Ara from Artsakh: Turning Down Deferment to Serve in the Army
18-year-old Ara received a military deferment – he weighed 43 kilograms – just shy of the 45 kilograms required to serve in the Artsakh Defense Army.
But Ara didn’t want to put it off, so he wrote to the Artsakh Minister of Defense, asking that he be conscripted.
His request was approved and now Ara, who hails from the Martakert village of Mokhratagh and once worked at the Martakert water utility, is now a private in the army.
“There’s nothing to be sad about. The army holds a special place for every Artsakh native. At times it seems that we are born in the army,” says Ara, who also attended the Grigor Narekatsi University in Stepanakert, taking military preparatory classes. He wants to remain in the army and become an officer.

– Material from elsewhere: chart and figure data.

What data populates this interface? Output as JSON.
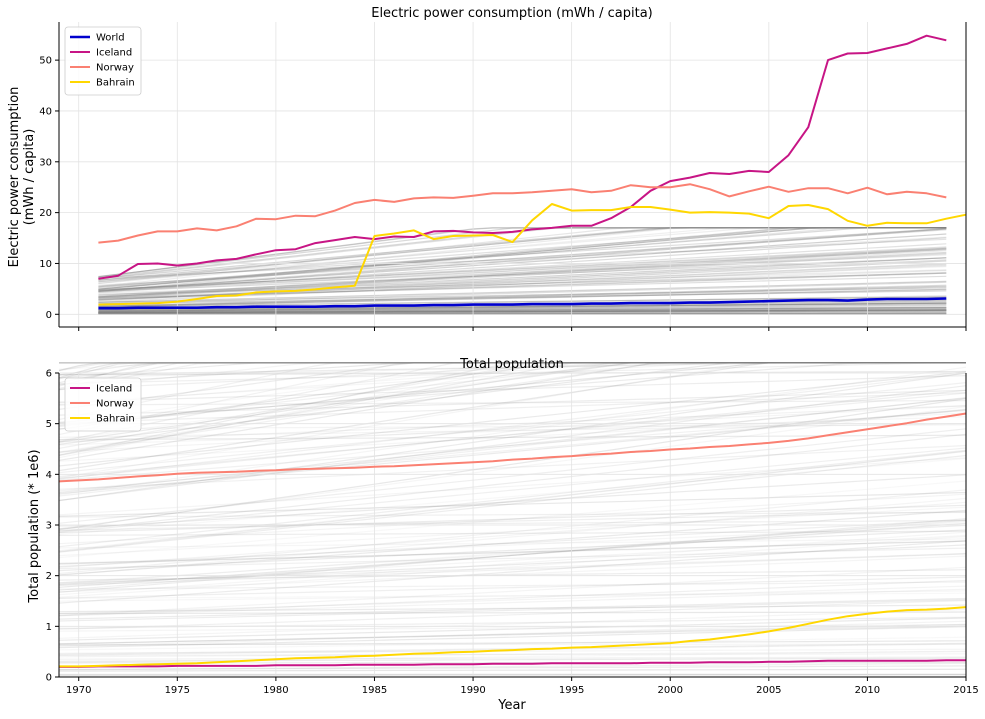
{
  "chart_data": [
    {
      "type": "line",
      "title": "Electric power consumption (mWh / capita)",
      "ylabel_lines": [
        "Electric power consumption",
        "(mWh / capita)"
      ],
      "xlabel": "",
      "xlim": [
        1969,
        2015
      ],
      "ylim": [
        -2.5,
        57.5
      ],
      "yticks": [
        0,
        10,
        20,
        30,
        40,
        50
      ],
      "xticks": [
        1970,
        1975,
        1980,
        1985,
        1990,
        1995,
        2000,
        2005,
        2010,
        2015
      ],
      "show_xtick_labels": false,
      "grid": true,
      "legend": "top-left",
      "background_series": "many grey lines, one per country",
      "series": [
        {
          "name": "World",
          "color": "#0000cd",
          "x_start": 1971,
          "values": [
            1.2,
            1.2,
            1.3,
            1.3,
            1.3,
            1.3,
            1.4,
            1.4,
            1.5,
            1.5,
            1.5,
            1.5,
            1.6,
            1.6,
            1.7,
            1.7,
            1.7,
            1.8,
            1.8,
            1.9,
            1.9,
            1.9,
            2.0,
            2.0,
            2.0,
            2.1,
            2.1,
            2.2,
            2.2,
            2.2,
            2.3,
            2.3,
            2.4,
            2.5,
            2.6,
            2.7,
            2.8,
            2.8,
            2.7,
            2.9,
            3.0,
            3.0,
            3.0,
            3.1
          ]
        },
        {
          "name": "Iceland",
          "color": "#c71585",
          "x_start": 1971,
          "values": [
            7.0,
            7.6,
            9.9,
            10.0,
            9.6,
            10.0,
            10.6,
            10.9,
            11.8,
            12.6,
            12.8,
            14.0,
            14.6,
            15.2,
            14.8,
            15.3,
            15.2,
            16.3,
            16.4,
            16.1,
            16.0,
            16.2,
            16.7,
            17.0,
            17.4,
            17.4,
            18.9,
            21.1,
            24.3,
            26.2,
            26.9,
            27.8,
            27.6,
            28.2,
            28.0,
            31.3,
            36.8,
            50.0,
            51.3,
            51.4,
            52.3,
            53.2,
            54.8,
            53.9
          ]
        },
        {
          "name": "Norway",
          "color": "#fa8072",
          "x_start": 1971,
          "values": [
            14.1,
            14.5,
            15.5,
            16.3,
            16.3,
            16.9,
            16.5,
            17.3,
            18.8,
            18.7,
            19.4,
            19.3,
            20.4,
            21.9,
            22.5,
            22.1,
            22.8,
            23.0,
            22.9,
            23.3,
            23.8,
            23.8,
            24.0,
            24.3,
            24.6,
            24.0,
            24.3,
            25.4,
            25.0,
            25.0,
            25.6,
            24.6,
            23.2,
            24.2,
            25.1,
            24.1,
            24.8,
            24.8,
            23.8,
            24.9,
            23.6,
            24.1,
            23.8,
            23.0
          ]
        },
        {
          "name": "Bahrain",
          "color": "#ffd700",
          "x_start": 1971,
          "values": [
            1.9,
            2.0,
            2.1,
            2.2,
            2.5,
            3.0,
            3.6,
            3.7,
            4.3,
            4.5,
            4.6,
            4.9,
            5.3,
            5.6,
            15.4,
            15.9,
            16.5,
            14.8,
            15.4,
            15.5,
            15.6,
            14.2,
            18.5,
            21.7,
            20.4,
            20.5,
            20.5,
            21.1,
            21.1,
            20.6,
            20.0,
            20.1,
            20.0,
            19.8,
            18.9,
            21.3,
            21.5,
            20.7,
            18.4,
            17.4,
            18.0,
            17.9,
            17.9,
            18.8,
            19.6
          ]
        }
      ]
    },
    {
      "type": "line",
      "title": "Total population",
      "ylabel_lines": [
        "Total population (* 1e6)"
      ],
      "xlabel": "Year",
      "xlim": [
        1969,
        2015
      ],
      "ylim": [
        0,
        6
      ],
      "yticks": [
        0,
        1,
        2,
        3,
        4,
        5,
        6
      ],
      "xticks": [
        1970,
        1975,
        1980,
        1985,
        1990,
        1995,
        2000,
        2005,
        2010,
        2015
      ],
      "show_xtick_labels": true,
      "grid": true,
      "legend": "top-left",
      "background_series": "many grey lines, one per country",
      "series": [
        {
          "name": "Iceland",
          "color": "#c71585",
          "x_start": 1969,
          "values": [
            0.2,
            0.2,
            0.21,
            0.21,
            0.21,
            0.21,
            0.22,
            0.22,
            0.22,
            0.22,
            0.22,
            0.23,
            0.23,
            0.23,
            0.23,
            0.24,
            0.24,
            0.24,
            0.24,
            0.25,
            0.25,
            0.25,
            0.26,
            0.26,
            0.26,
            0.27,
            0.27,
            0.27,
            0.27,
            0.27,
            0.28,
            0.28,
            0.28,
            0.29,
            0.29,
            0.29,
            0.3,
            0.3,
            0.31,
            0.32,
            0.32,
            0.32,
            0.32,
            0.32,
            0.32,
            0.33,
            0.33
          ]
        },
        {
          "name": "Norway",
          "color": "#fa8072",
          "x_start": 1969,
          "values": [
            3.86,
            3.88,
            3.9,
            3.93,
            3.96,
            3.98,
            4.01,
            4.03,
            4.04,
            4.05,
            4.07,
            4.08,
            4.1,
            4.11,
            4.12,
            4.13,
            4.15,
            4.16,
            4.18,
            4.2,
            4.22,
            4.24,
            4.26,
            4.29,
            4.31,
            4.34,
            4.36,
            4.39,
            4.41,
            4.44,
            4.46,
            4.49,
            4.51,
            4.54,
            4.56,
            4.59,
            4.62,
            4.66,
            4.71,
            4.77,
            4.83,
            4.89,
            4.95,
            5.01,
            5.08,
            5.14,
            5.2
          ]
        },
        {
          "name": "Bahrain",
          "color": "#ffd700",
          "x_start": 1969,
          "values": [
            0.21,
            0.21,
            0.22,
            0.23,
            0.24,
            0.25,
            0.26,
            0.27,
            0.29,
            0.31,
            0.33,
            0.35,
            0.37,
            0.38,
            0.39,
            0.41,
            0.42,
            0.44,
            0.46,
            0.47,
            0.49,
            0.5,
            0.52,
            0.53,
            0.55,
            0.56,
            0.58,
            0.59,
            0.61,
            0.63,
            0.65,
            0.67,
            0.71,
            0.74,
            0.79,
            0.84,
            0.9,
            0.97,
            1.05,
            1.13,
            1.2,
            1.25,
            1.29,
            1.32,
            1.33,
            1.35,
            1.38
          ]
        }
      ]
    }
  ],
  "axes_texts": {
    "top_title": "Electric power consumption (mWh / capita)",
    "top_ylabel_1": "Electric power consumption",
    "top_ylabel_2": "(mWh / capita)",
    "bottom_title": "Total population",
    "bottom_ylabel": "Total population (* 1e6)",
    "xlabel": "Year"
  }
}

“Our village is five kilometers from Martakert. I’d go to the city with my brother, another contract soldier. Work at the utility was good. It was better than doing nothing,” says Ara.
Soon after my conversation with Ara, the lottery to decide where he’d serve was begun.
We then travelled to the military base where officers were waiting to greet the new conscripts and show them around. They were issued clothes and a cot.
Ara confesses that he was a bit anxious after entering the gates of the army base and then gazing back. The butterflies in his stomach have passed, he says.
Leaving the base, I and the Hetq photographer see a few other new conscripts sitting in the corridor all in a line. They’re all holding booklets.
One guy is reading the bible, the other, the Artsakh national anthem. Others are brushing up on their duties as soldiers.
No one is talking.
The only sounds I hear are from a sergeant barking orders on the parade grounds outside.